The crankshaft, connecting rods, bearing shells, camshaft, cylinders, pistons, and wrist pins were analyzed by the NTSB materials laboratory.
The outer edge of the propeller flange on the crankshaft was marked “M010M/020P,” indicating that the main journals were ground 0.01 inches undersize and the rod journals were ground 0.02 undersize. Identification marks found on the propeller flange pointed to a work order from Aircraft Specialty Services, which showed that the crankshaft was overhauled in 1976, at which time the main and rod journals were ground.

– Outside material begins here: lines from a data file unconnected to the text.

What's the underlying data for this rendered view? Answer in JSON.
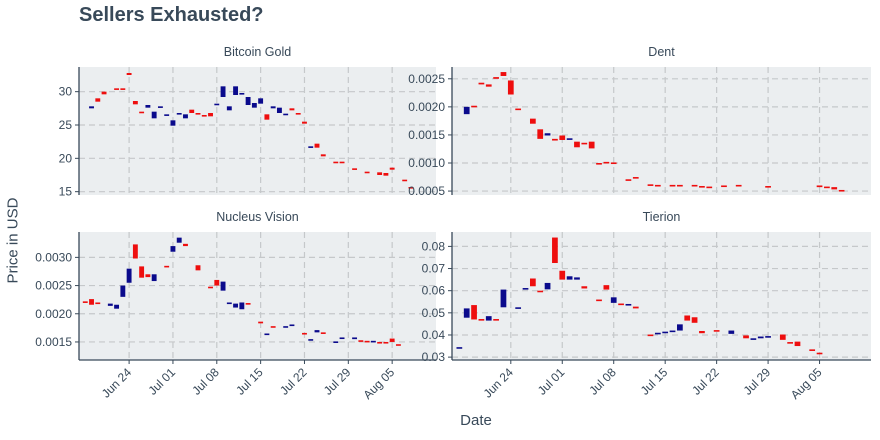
{
  "chart_data": {
    "type": "candlestick",
    "title": "Sellers Exhausted?",
    "xlabel": "Date",
    "ylabel": "Price in USD",
    "x_tick_labels": [
      "Jun 24",
      "Jul 01",
      "Jul 08",
      "Jul 15",
      "Jul 22",
      "Jul 29",
      "Aug 05"
    ],
    "x_range": [
      "2017-06-16",
      "2017-08-12"
    ],
    "grid": true,
    "colors": {
      "up": "#0a0a8c",
      "down": "#ee0e0e",
      "panel_bg": "#ebeef0",
      "grid": "#c5c8ca",
      "axis": "#384959"
    },
    "panels": [
      {
        "name": "Bitcoin Gold",
        "yticks": [
          "15",
          "20",
          "25",
          "30"
        ],
        "ylim": [
          14.5,
          33.7
        ],
        "candles": [
          [
            "2017-06-18",
            27.5,
            27.8
          ],
          [
            "2017-06-19",
            29.0,
            28.5
          ],
          [
            "2017-06-20",
            30.0,
            29.6
          ],
          [
            "2017-06-22",
            30.5,
            30.4
          ],
          [
            "2017-06-23",
            30.5,
            30.4
          ],
          [
            "2017-06-24",
            32.8,
            32.5
          ],
          [
            "2017-06-25",
            28.6,
            28.1
          ],
          [
            "2017-06-26",
            27.0,
            26.9
          ],
          [
            "2017-06-27",
            27.6,
            28.0
          ],
          [
            "2017-06-28",
            26.0,
            27.0
          ],
          [
            "2017-06-29",
            27.7,
            27.8
          ],
          [
            "2017-06-30",
            26.5,
            26.6
          ],
          [
            "2017-07-01",
            24.9,
            25.7
          ],
          [
            "2017-07-02",
            26.6,
            26.8
          ],
          [
            "2017-07-03",
            26.0,
            26.6
          ],
          [
            "2017-07-04",
            27.3,
            26.8
          ],
          [
            "2017-07-05",
            26.8,
            26.7
          ],
          [
            "2017-07-06",
            26.5,
            26.4
          ],
          [
            "2017-07-07",
            26.8,
            26.3
          ],
          [
            "2017-07-08",
            28.0,
            28.2
          ],
          [
            "2017-07-09",
            29.2,
            30.8
          ],
          [
            "2017-07-10",
            27.2,
            27.8
          ],
          [
            "2017-07-11",
            29.5,
            30.8
          ],
          [
            "2017-07-12",
            29.6,
            29.8
          ],
          [
            "2017-07-13",
            28.0,
            29.2
          ],
          [
            "2017-07-14",
            27.6,
            28.3
          ],
          [
            "2017-07-15",
            28.2,
            29.0
          ],
          [
            "2017-07-16",
            26.6,
            25.8
          ],
          [
            "2017-07-17",
            27.5,
            27.8
          ],
          [
            "2017-07-18",
            26.8,
            27.6
          ],
          [
            "2017-07-19",
            26.5,
            26.7
          ],
          [
            "2017-07-20",
            27.5,
            27.2
          ],
          [
            "2017-07-21",
            26.8,
            26.6
          ],
          [
            "2017-07-22",
            25.5,
            25.2
          ],
          [
            "2017-07-23",
            21.7,
            21.8
          ],
          [
            "2017-07-24",
            22.2,
            21.6
          ],
          [
            "2017-07-25",
            20.6,
            20.3
          ],
          [
            "2017-07-27",
            19.5,
            19.3
          ],
          [
            "2017-07-28",
            19.5,
            19.4
          ],
          [
            "2017-07-30",
            18.5,
            18.3
          ],
          [
            "2017-08-01",
            18.0,
            17.8
          ],
          [
            "2017-08-03",
            17.9,
            17.5
          ],
          [
            "2017-08-04",
            17.8,
            17.4
          ],
          [
            "2017-08-05",
            18.6,
            18.3
          ],
          [
            "2017-08-07",
            16.8,
            16.6
          ],
          [
            "2017-08-08",
            15.7,
            15.5
          ]
        ]
      },
      {
        "name": "Dent",
        "yticks": [
          "0.0005",
          "0.0010",
          "0.0015",
          "0.0020",
          "0.0025"
        ],
        "ylim": [
          0.00043,
          0.00271
        ],
        "candles": [
          [
            "2017-06-18",
            0.00187,
            0.002
          ],
          [
            "2017-06-19",
            0.00202,
            0.002
          ],
          [
            "2017-06-20",
            0.00243,
            0.0024
          ],
          [
            "2017-06-21",
            0.0024,
            0.00236
          ],
          [
            "2017-06-22",
            0.00253,
            0.0025
          ],
          [
            "2017-06-23",
            0.00262,
            0.00255
          ],
          [
            "2017-06-24",
            0.00247,
            0.00222
          ],
          [
            "2017-06-25",
            0.00197,
            0.00196
          ],
          [
            "2017-06-27",
            0.00179,
            0.0017
          ],
          [
            "2017-06-28",
            0.0016,
            0.00143
          ],
          [
            "2017-06-29",
            0.00149,
            0.00153
          ],
          [
            "2017-06-30",
            0.00143,
            0.0014
          ],
          [
            "2017-07-01",
            0.00149,
            0.00141
          ],
          [
            "2017-07-02",
            0.00143,
            0.00144
          ],
          [
            "2017-07-03",
            0.00138,
            0.00128
          ],
          [
            "2017-07-04",
            0.00136,
            0.00135
          ],
          [
            "2017-07-05",
            0.00138,
            0.00126
          ],
          [
            "2017-07-06",
            0.001,
            0.00099
          ],
          [
            "2017-07-07",
            0.00102,
            0.00101
          ],
          [
            "2017-07-08",
            0.00101,
            0.001
          ],
          [
            "2017-07-10",
            0.00071,
            0.0007
          ],
          [
            "2017-07-11",
            0.00075,
            0.00074
          ],
          [
            "2017-07-13",
            0.00062,
            0.00061
          ],
          [
            "2017-07-14",
            0.00061,
            0.0006
          ],
          [
            "2017-07-16",
            0.00061,
            0.0006
          ],
          [
            "2017-07-17",
            0.00061,
            0.0006
          ],
          [
            "2017-07-19",
            0.00061,
            0.0006
          ],
          [
            "2017-07-20",
            0.00059,
            0.00058
          ],
          [
            "2017-07-21",
            0.00058,
            0.00057
          ],
          [
            "2017-07-23",
            0.0006,
            0.00059
          ],
          [
            "2017-07-25",
            0.00061,
            0.00059
          ],
          [
            "2017-07-29",
            0.00059,
            0.00057
          ],
          [
            "2017-08-05",
            0.0006,
            0.00057
          ],
          [
            "2017-08-06",
            0.00058,
            0.00057
          ],
          [
            "2017-08-07",
            0.00057,
            0.00053
          ],
          [
            "2017-08-08",
            0.00052,
            0.00051
          ]
        ]
      },
      {
        "name": "Nucleus Vision",
        "yticks": [
          "0.0015",
          "0.0020",
          "0.0025",
          "0.0030"
        ],
        "ylim": [
          0.00118,
          0.00345
        ],
        "candles": [
          [
            "2017-06-17",
            0.00222,
            0.0022
          ],
          [
            "2017-06-18",
            0.00226,
            0.00216
          ],
          [
            "2017-06-19",
            0.0022,
            0.00219
          ],
          [
            "2017-06-21",
            0.00214,
            0.00218
          ],
          [
            "2017-06-22",
            0.00209,
            0.00216
          ],
          [
            "2017-06-23",
            0.0023,
            0.0025
          ],
          [
            "2017-06-24",
            0.00255,
            0.0028
          ],
          [
            "2017-06-25",
            0.00323,
            0.00298
          ],
          [
            "2017-06-26",
            0.00284,
            0.00264
          ],
          [
            "2017-06-27",
            0.0027,
            0.00265
          ],
          [
            "2017-06-28",
            0.00258,
            0.0027
          ],
          [
            "2017-06-30",
            0.00285,
            0.00284
          ],
          [
            "2017-07-01",
            0.0031,
            0.0032
          ],
          [
            "2017-07-02",
            0.00326,
            0.00335
          ],
          [
            "2017-07-03",
            0.00324,
            0.0032
          ],
          [
            "2017-07-05",
            0.00286,
            0.00277
          ],
          [
            "2017-07-07",
            0.00248,
            0.00247
          ],
          [
            "2017-07-08",
            0.0026,
            0.0025
          ],
          [
            "2017-07-09",
            0.00241,
            0.00257
          ],
          [
            "2017-07-10",
            0.00218,
            0.0022
          ],
          [
            "2017-07-11",
            0.00211,
            0.00218
          ],
          [
            "2017-07-12",
            0.00208,
            0.0022
          ],
          [
            "2017-07-13",
            0.00219,
            0.00218
          ],
          [
            "2017-07-15",
            0.00186,
            0.00183
          ],
          [
            "2017-07-16",
            0.00163,
            0.00165
          ],
          [
            "2017-07-17",
            0.00178,
            0.00176
          ],
          [
            "2017-07-19",
            0.00177,
            0.00178
          ],
          [
            "2017-07-20",
            0.0018,
            0.00181
          ],
          [
            "2017-07-22",
            0.00166,
            0.00165
          ],
          [
            "2017-07-23",
            0.00153,
            0.00155
          ],
          [
            "2017-07-24",
            0.00167,
            0.00171
          ],
          [
            "2017-07-25",
            0.00167,
            0.00165
          ],
          [
            "2017-07-27",
            0.0015,
            0.00151
          ],
          [
            "2017-07-28",
            0.00156,
            0.00158
          ],
          [
            "2017-07-30",
            0.00155,
            0.00158
          ],
          [
            "2017-07-31",
            0.00153,
            0.00152
          ],
          [
            "2017-08-01",
            0.00152,
            0.00151
          ],
          [
            "2017-08-02",
            0.0015,
            0.00152
          ],
          [
            "2017-08-03",
            0.0015,
            0.00149
          ],
          [
            "2017-08-04",
            0.0015,
            0.00149
          ],
          [
            "2017-08-05",
            0.00156,
            0.0015
          ],
          [
            "2017-08-06",
            0.00146,
            0.00145
          ]
        ]
      },
      {
        "name": "Tierion",
        "yticks": [
          "0.03",
          "0.04",
          "0.05",
          "0.06",
          "0.07",
          "0.08"
        ],
        "ylim": [
          0.0287,
          0.0865
        ],
        "candles": [
          [
            "2017-06-17",
            0.0342,
            0.0345
          ],
          [
            "2017-06-18",
            0.0478,
            0.052
          ],
          [
            "2017-06-19",
            0.0535,
            0.047
          ],
          [
            "2017-06-20",
            0.0472,
            0.047
          ],
          [
            "2017-06-21",
            0.0465,
            0.0485
          ],
          [
            "2017-06-22",
            0.0472,
            0.0468
          ],
          [
            "2017-06-23",
            0.0525,
            0.0605
          ],
          [
            "2017-06-25",
            0.052,
            0.0525
          ],
          [
            "2017-06-26",
            0.061,
            0.0612
          ],
          [
            "2017-06-27",
            0.0655,
            0.062
          ],
          [
            "2017-06-28",
            0.06,
            0.0595
          ],
          [
            "2017-06-29",
            0.0606,
            0.0635
          ],
          [
            "2017-06-30",
            0.084,
            0.0725
          ],
          [
            "2017-07-01",
            0.069,
            0.065
          ],
          [
            "2017-07-02",
            0.065,
            0.0665
          ],
          [
            "2017-07-03",
            0.065,
            0.066
          ],
          [
            "2017-07-04",
            0.062,
            0.061
          ],
          [
            "2017-07-06",
            0.056,
            0.0555
          ],
          [
            "2017-07-07",
            0.0625,
            0.0605
          ],
          [
            "2017-07-08",
            0.0545,
            0.057
          ],
          [
            "2017-07-09",
            0.0542,
            0.054
          ],
          [
            "2017-07-10",
            0.0538,
            0.054
          ],
          [
            "2017-07-11",
            0.0528,
            0.052
          ],
          [
            "2017-07-13",
            0.0402,
            0.04
          ],
          [
            "2017-07-14",
            0.0408,
            0.041
          ],
          [
            "2017-07-15",
            0.0413,
            0.0415
          ],
          [
            "2017-07-16",
            0.0418,
            0.042
          ],
          [
            "2017-07-17",
            0.042,
            0.0448
          ],
          [
            "2017-07-18",
            0.0488,
            0.0465
          ],
          [
            "2017-07-19",
            0.048,
            0.0455
          ],
          [
            "2017-07-20",
            0.0418,
            0.0408
          ],
          [
            "2017-07-22",
            0.0422,
            0.042
          ],
          [
            "2017-07-24",
            0.0405,
            0.042
          ],
          [
            "2017-07-26",
            0.0398,
            0.0385
          ],
          [
            "2017-07-27",
            0.0378,
            0.0385
          ],
          [
            "2017-07-28",
            0.0385,
            0.0393
          ],
          [
            "2017-07-29",
            0.039,
            0.0395
          ],
          [
            "2017-07-31",
            0.0402,
            0.0378
          ],
          [
            "2017-08-01",
            0.0368,
            0.0365
          ],
          [
            "2017-08-02",
            0.037,
            0.035
          ],
          [
            "2017-08-04",
            0.0335,
            0.033
          ],
          [
            "2017-08-05",
            0.032,
            0.0315
          ]
        ]
      }
    ]
  }
}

The crankshaft was intact and did not exhibit any evidence of a fracture; however, the surface of the main and connecting rod journals contained evidence of a circumferential wear pattern that corresponded with the contact areas of the bearing shells. There was no evidence of scoring or fractures at any of the journals and the oil passages were free of obstructions.
The steel backing layer for four of the connecting rod bearing shells were 0.020 inches below standard size and the steel backing layer for one of the main bearing shells was 0.010 inches below standard size. The inner surface of the bearing shells for the cylinder Nos. 1 and 2 main journals displayed a circumferential recessed groove at the center and the cylinder No. 3 main journal exhibited 5 recessed grooves. Several of the bearing shell inner surfaces contained severe wear damage that exposed the copper layer.
Scoring marks were observed throughout the combustion chambers of cylinder Nos. 1 through 4. Each of the scoring marks were parallel to the length of the chambers. The coating was peeling from the combustion face of most of the exhaust valves with exception of the cylinder No. 4 valve.
Longitudinal scoring marks were observed along the sidewalls of each piston, the outer walls of the piston rings, and the piston skirts below the rings all exhibited scoring marks parallel to the longitudinal axis of the cylinder.